Dataiku 9 builds on core strengths related to Designing, Deploying, and Distributing AI & Analytics.

Dataiku 9 features at a glance

Faster, More Transparent Model Development#

Dataiku 9 provides data analysts and novice data scientists with more tools to create high-quality machine learning models. The release includes best practice guardrails to prevent common pitfalls, model assertions to capture and test known use cases, and what-if analysis to interactively test model sensitivity. Everyone, including advanced data scientists, can also appreciate the added speed for model development with a distributed hyperparameter search on Kubernetes. The result is that people with different backgrounds can get involved in data science projects and drive success and value.

Easier, More Scalable Production Management#

The new Unified Deployer provides an easy to use, self-service interface for data team members to deploy AI projects, in the form of bundles, from Design nodes to Automation nodes. A data scientist, for example, can easily bundle a project and then pick the IT-configured Automation node where they would like to deploy the project. Programmatic access to the deployment process is also enhanced, allowing for integration with CI/CD systems for project deployment and management.

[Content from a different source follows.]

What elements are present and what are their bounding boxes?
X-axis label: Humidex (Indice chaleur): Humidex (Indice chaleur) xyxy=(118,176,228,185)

More capabilities for business analysts and users#

There are new capabilities for business teams engaged in data preparation tasks. The fuzzy join recipe makes it easy to join on close-but-not-equal key values. The formula editor is updated to make it easier to learn and use and time and date preparations are streamlined with new date handling improvements. A smart pattern builder has been added to make constructing regular expressions easier.

Other noteworthy features#

Adding to its web applications capabilities, Dataiku 9 introduces support for the popular Dash application framework, enabling organizations to use an application development framework that best meets their needs.

Streaming analytics is now supported by Dataiku and brings with it a new set of dedicated visual recipes to enable everyone in the organization to analyze and collaborate around real-time event data. The new capability allows for streaming endpoints to send and receive event data from multiple sources like Apache Kafka and allows you to monitor continuous jobs with a dedicated monitoring dashboard.

A new Python-based automated time series forecasting plugin capable of high performance univariate and multivariate forecasting, including the latest deep learning approaches via Deep Learning

Git versioning for notebooks and the ability to import one or multiple notebooks from/to an externally managed git repo like GitHub, Bitbucket, or GitLab.